Now, here’s the really interesting part of this story: This is generally what the world of kids’ online services looked like back in the late 1990s as well. It was incredibly diverse with lots of small mom-and-pop sites catering to kids and parents, often at no charge. And then along came COPPA. [Background here for those who are not familiar.] While COPPA helped address the legitimate problems a small handful of bad apples out there at the time created, it also raised serious compliance costs for that entire sector, including the many smaller mom-and-pop sites. In a letter send to the FTC back in 2005, child safety advocate Parry Aftab claimed that, “The cost of obtaining verifiable parental consent for interactive communications is very high, estimated at more than $45 per child, and even at that price difficult to obtain.” I have no idea how accurate that number was then (I think that was way too high of an estimate), or what the compliance cost per child was in the late 1990s, but let’s be conservative and say it was much smaller, perhaps less that a few bucks per child verified under COPPA.  And let’s assume that if we extended COPPA-like regulatory requirements to app stores that there would be some compliance cost. Again, even if the compliance cost was only a buck per kid, can you see how it devastating that would be to all the small mom-and-pop app developers out there who currently only get a dollar or two for their apps (assuming they charge anything at all)? Yes, it’s true that some of them use ads to offset their costs, but those ads have to pick up the tab for all their labor and development costs.  If you add new regulatory compliance costs to the mix, those mom-and-pop developers will be hit very hard. And then we will have far fewer of them. And the ones that remain will likely charge us more than the couple of bucks we pay per app today.

Further, even if the compliance cost per child gets down to a few cents (or tens of cents) per kid for large operators, it’s probably much higher for smaller operators. In other words, most of the costs here are fixed (hiring an extra employee, having lawyers review your policy, etc.), not marginal (the cost of verifying each additional kid), so it’s really hard to say what the real costs are.
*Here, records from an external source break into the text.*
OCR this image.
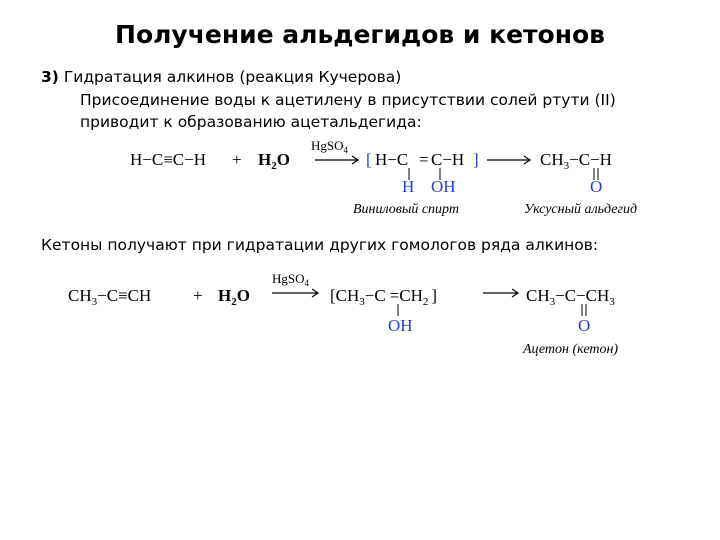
Получение альдегидов и кетонов
3) Гидратация алкинов (реакция Кучерова)
Присоединение воды к ацетилену в присутствии солей ртути (II)
приводит к образованию ацетальдегида:
HgSO$_4$
$H-C\equiv C-H + H_2O$	[ H−C = C−H ]
H OH
$CH_3-C-H$
O
Виниловый спирт	Уксусный альдегид
HgSO$_4$
$CH_3-C\equiv CH + H_2O$	[$CH_3-C =CH_2$ ]
OH
$CH_3-C-CH_3$
O
Ацетон (кетон)
Кетоны получают при гидратации других гомологов ряда алкинов:
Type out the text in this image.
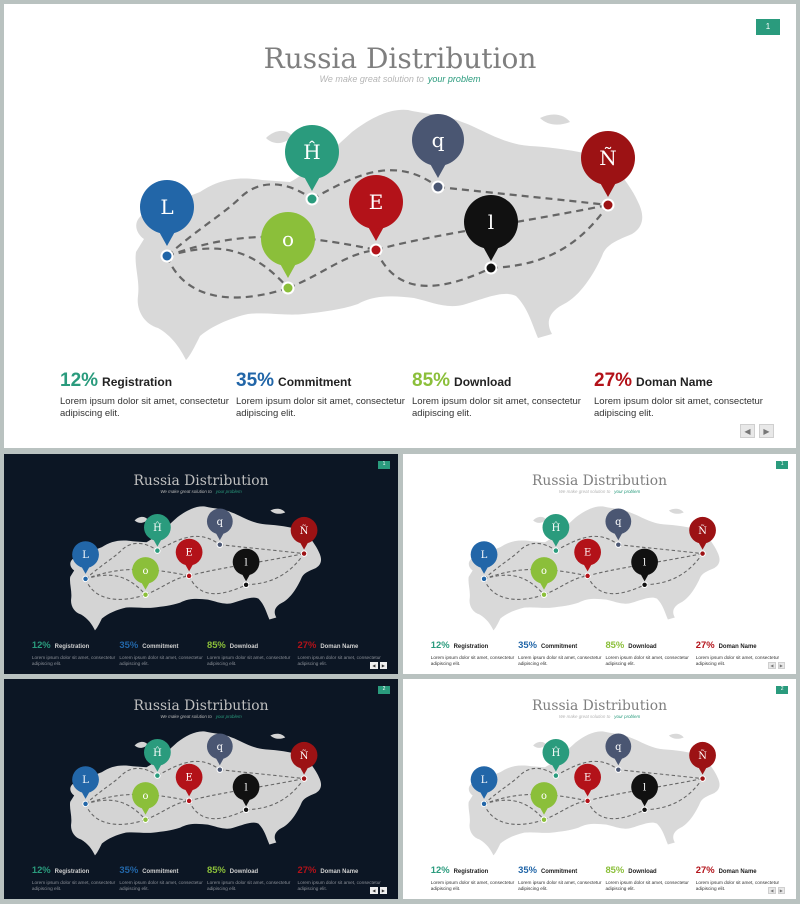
1
Russia Distribution
We make great solution to your problem
L
Ĥ	q
o
E
l
Ñ
12% Registration
Lorem ipsum dolor sit amet, consectetur adipiscing elit.
35% Commitment
Lorem ipsum dolor sit amet, consectetur adipiscing elit.
85% Download
Lorem ipsum dolor sit amet, consectetur adipiscing elit.
27% Doman Name
Lorem ipsum dolor sit amet, consectetur adipiscing elit.
◀	▶
1
Russia Distribution
We make great solution to your problem
L
Ĥ
q
o
E
l
Ñ
12% Registration
Lorem ipsum dolor sit amet, consectetur adipiscing elit.
35% Commitment
Lorem ipsum dolor sit amet, consectetur adipiscing elit.
85% Download
Lorem ipsum dolor sit amet, consectetur adipiscing elit.
27% Doman Name
Lorem ipsum dolor sit amet, consectetur adipiscing elit.	◀	▶
1
Russia Distribution
We make great solution to your problem
L
Ĥ
q
o
E
l
Ñ
12% Registration
Lorem ipsum dolor sit amet, consectetur adipiscing elit.
35% Commitment
Lorem ipsum dolor sit amet, consectetur adipiscing elit.
85% Download
Lorem ipsum dolor sit amet, consectetur adipiscing elit.
27% Doman Name
Lorem ipsum dolor sit amet, consectetur adipiscing elit.	◀	▶
2
Russia Distribution
We make great solution to your problem
L
Ĥ
q
o
E
l
Ñ
12% Registration
Lorem ipsum dolor sit amet, consectetur adipiscing elit.
35% Commitment
Lorem ipsum dolor sit amet, consectetur adipiscing elit.
85% Download
Lorem ipsum dolor sit amet, consectetur adipiscing elit.
27% Doman Name
Lorem ipsum dolor sit amet, consectetur adipiscing elit.	◀	▶
2
Russia Distribution
We make great solution to your problem
L
Ĥ
q
o
E
l
Ñ
12% Registration
Lorem ipsum dolor sit amet, consectetur adipiscing elit.
35% Commitment
Lorem ipsum dolor sit amet, consectetur adipiscing elit.
85% Download
Lorem ipsum dolor sit amet, consectetur adipiscing elit.
27% Doman Name
Lorem ipsum dolor sit amet, consectetur adipiscing elit.	◀	▶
And with Apple and Google also taking a cut of the apps sold in the market, you really begin to see how adding on any additional compliance costs could hit the bottom lines of smaller app developers in a big way. When margins are this thin, burdensome regulatory mandates hurt even more. And sometimes they can drive you right out of business.

Which brings us back to the FTC’s role here. It’s clear that the consumer protection side of the agency has an important role to play here when it comes to ensuring consumers are better informed about data collection practices and corresponding privacy issues. But let’s not forget that the FTC was originally created as a competition agency. It’s supposed to care about market structure, competition, and consumer welfare. So, I wonder… are the folks in the FTC’s Bureau of Economics paying any attention to what their colleague are doing here? Because if we start layering on privacy regulations, all the good intentions in the world won’t be able to hold back the likely contraction and consolidation of this vibrant industry that will take place as small mom-and-pops struggle to absorb new regulatory burdens and compliance costs.

Something to think about before regulatory intervention drives up consumers prices and drives out of the market the countless entrepreneurs that make this sector so exciting–especially for parents and kids.